Justin Bieber benefits from double standard, while Richard Sherman is smeared as a ‘thug’

Calling Justin Bieber a thug does not make the racial insults hurled at Richard Sherman any more palatable, so let’s stop with that half-hearted campaign.

Yes, we have work to do with racism in this country and there are very real and clear disparities in how people of different races are portrayed in the media and handled in the justice system.

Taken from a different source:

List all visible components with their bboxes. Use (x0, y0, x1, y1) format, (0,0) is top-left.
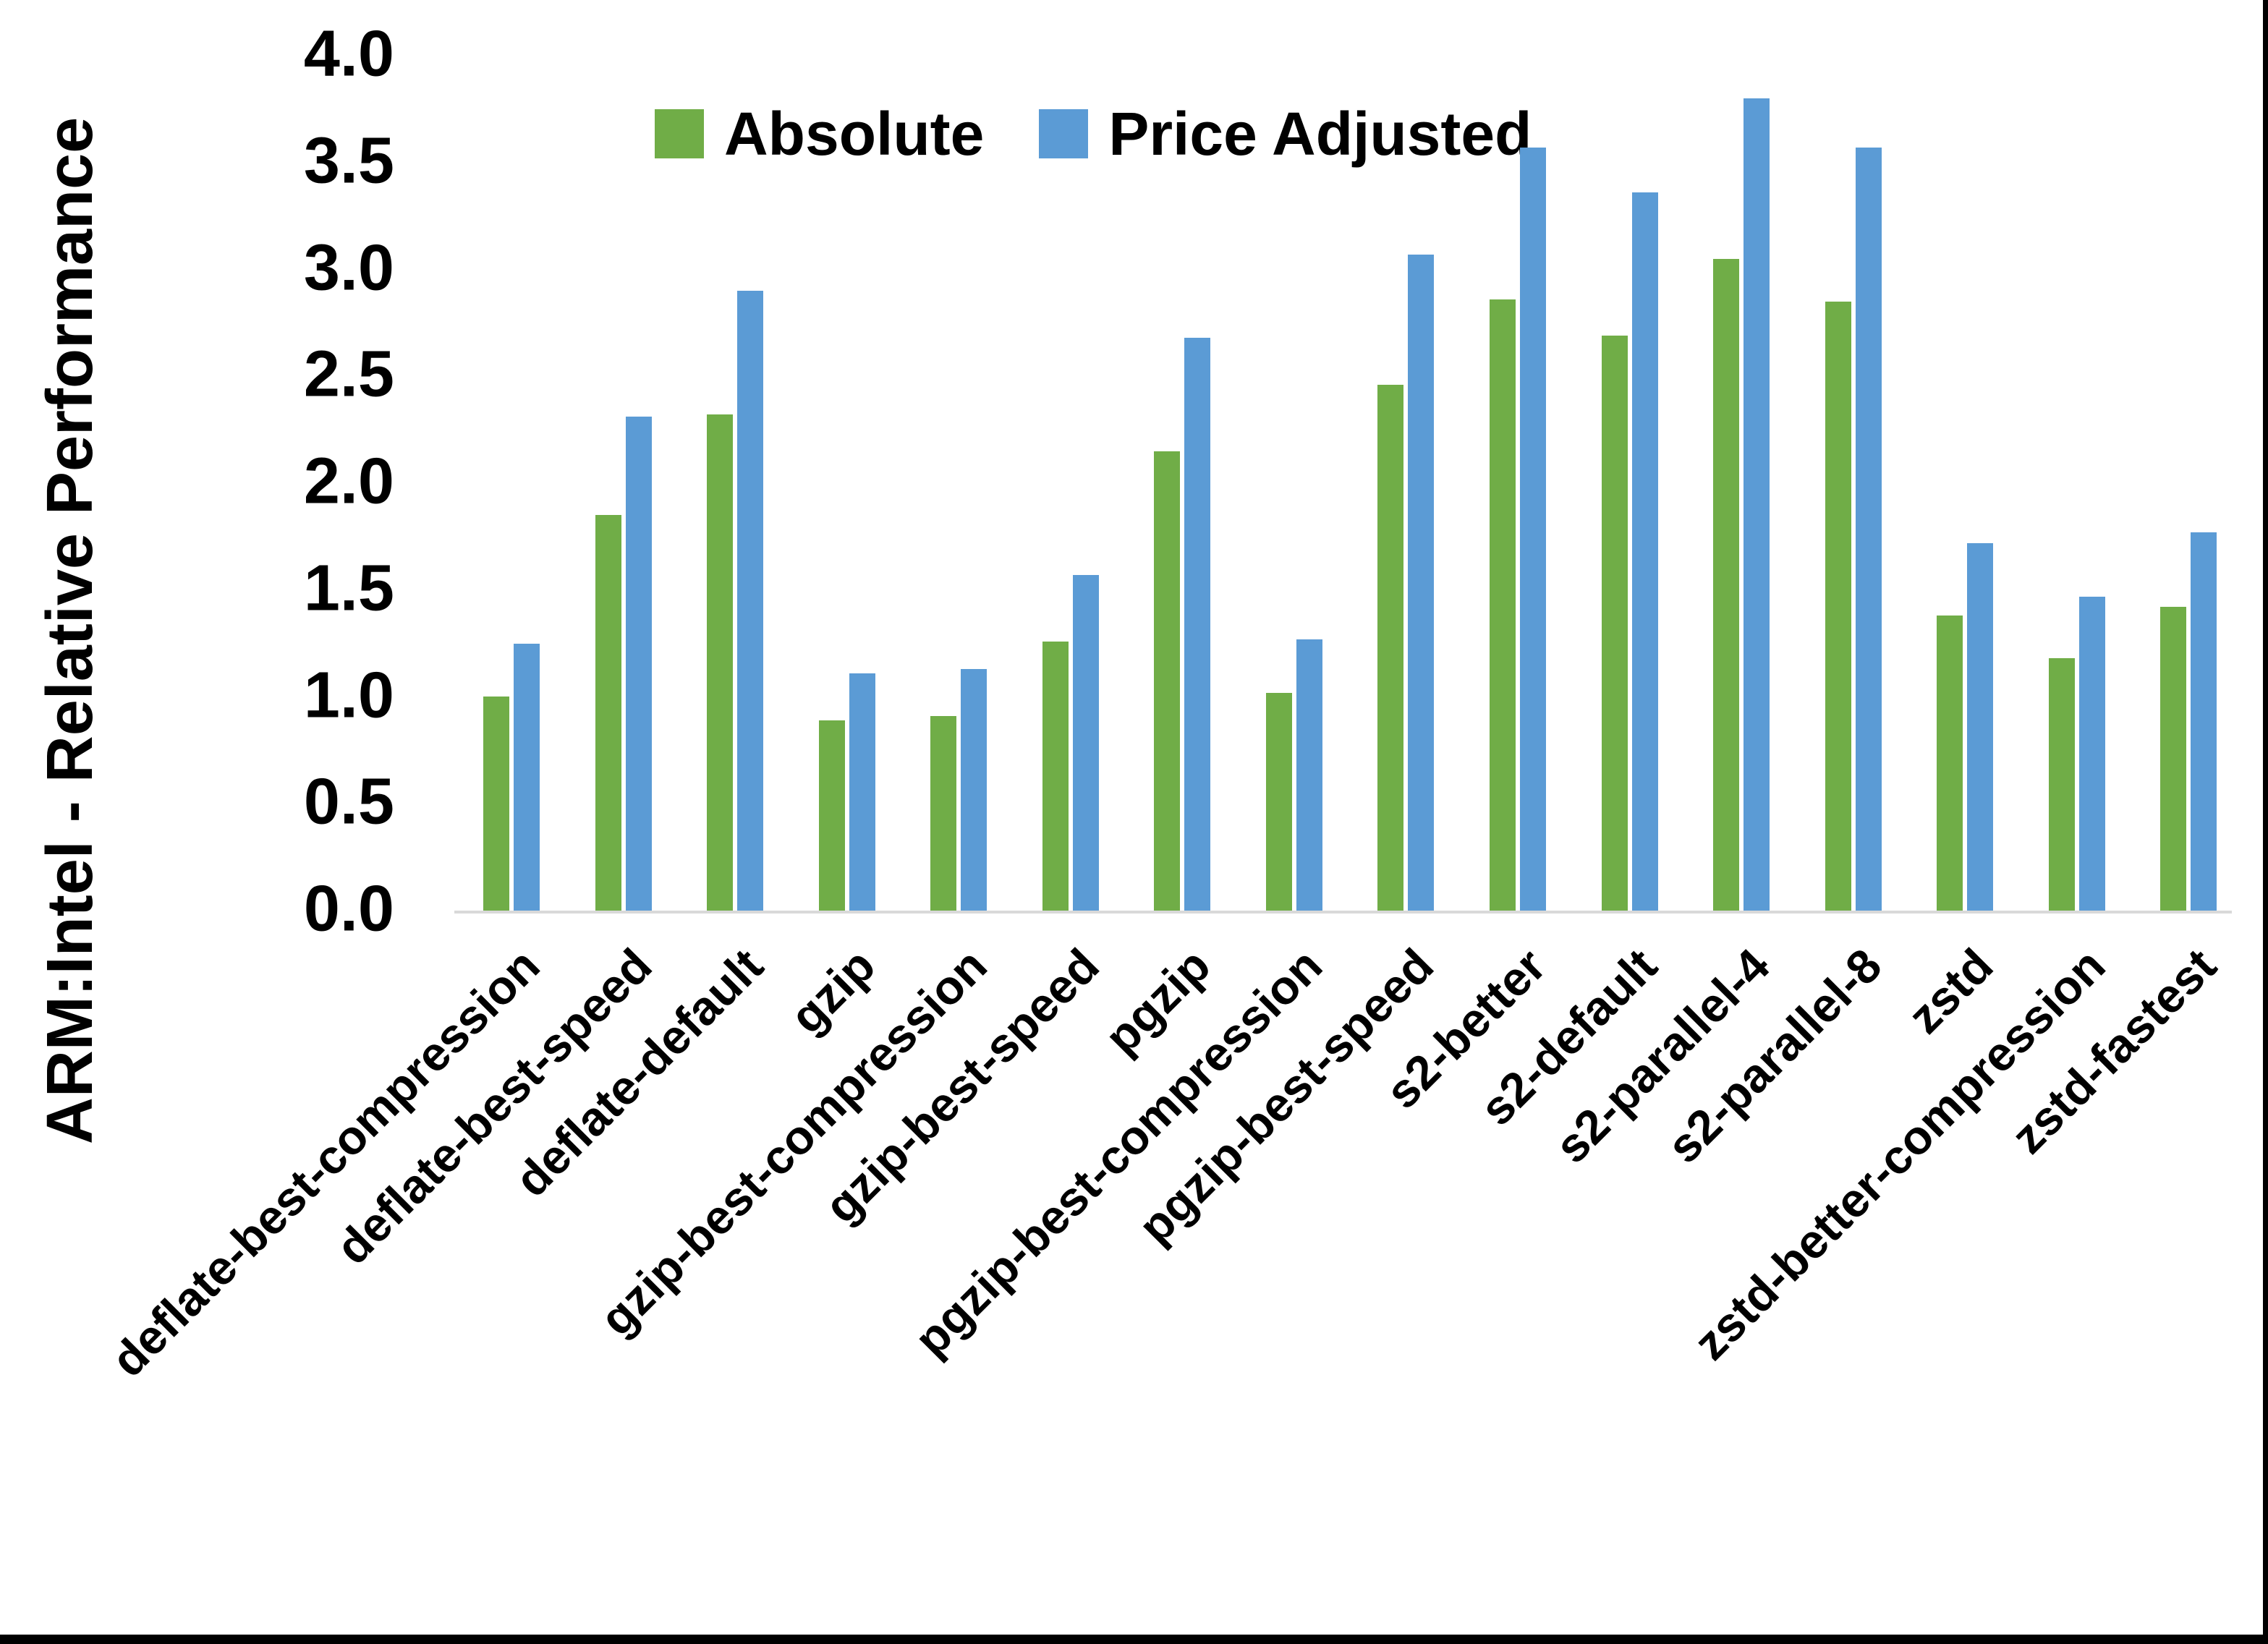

But under no circumstances is Bieber a thug. He’s a 19-year-old singer who got popped for a DUI while allegedly drag racing and is accused of egging a neighbor’s house. No thug in the history of thuggery ever egged anyone’s home. Sure, he was filmed urinating in a restaurant’s mop bucket, got into a physical altercation with a DJ over song selection, had his home raided by police last week (part of the egging investigation) and has a bevy of friends with “Lil” in their names, but that makes him seem more like an entitled brat who wants a tough guy image, not a thug.

Sherman is a talented, 25-year-old, Compton-raised, Stanford-educated, trash-talking NFL cornerback who is going to the Super Bowl.  He’s no thug either. His amped on-field interview after winning the NFC championship game generated an onslaught of racist bile via social media and “thug” was a frequent word used to describe him.  In a press conference a few days after, Sherman acknowledged that his boastful tirade might have been immature, but maintained that calling him a thug was the more politically correct version of calling him the n-word.

“The only reason it bothers me is it seems like it’s an accepted way of calling someone the n-word nowadays. It’s like everybody else said the n-word and they said thug and they’re like, ‘that’s fine.’ That’s where it kind of takes me aback. It’s kind of disappointing because they know. What is the definition of a thug, really,” said Sherman.

Bieber hasn’t been called a thug because he’s not one and his white skin and Canadian birth certificate prevent most people from calling him that regardless of his behavior. Sherman has been called a thug because he’s a black male athlete who is unafraid to remind everyone about his domination on the football field and he occasionally does that in a spirited way.

Instead of trying to put the square thug peg into the round slot that is Bieber, we should instead focus that energy on changing the long-held perception of black men as violent, dangerous beings.  Calling Bieber a thug is just a continuation of misusing labels.  The more practical but also much more difficult course of action is to have a nuanced national conversation about this country’s obsession with assigning aggression to every black male action.

As far as Bieber is concerned, there is another important issue attached to his and that is immigration. In a recent blog post, the ACLU pointed out that if Canadian citizen/American resident Bieber were more like his non-famous fellow immigrants, his recent run-ins with the law would likely lead to deportation. But Bieber is white, is from a predominately white country and has millions of dollars. We have an idea of how the deportation story will end for him and it is very different than the ending might be for, say, a Haitian immigrant whose home was raided and who was arrested for a DUI, drag racing and driving with an expired license.

There are obvious double standards in this country. How do we address them in a productive way?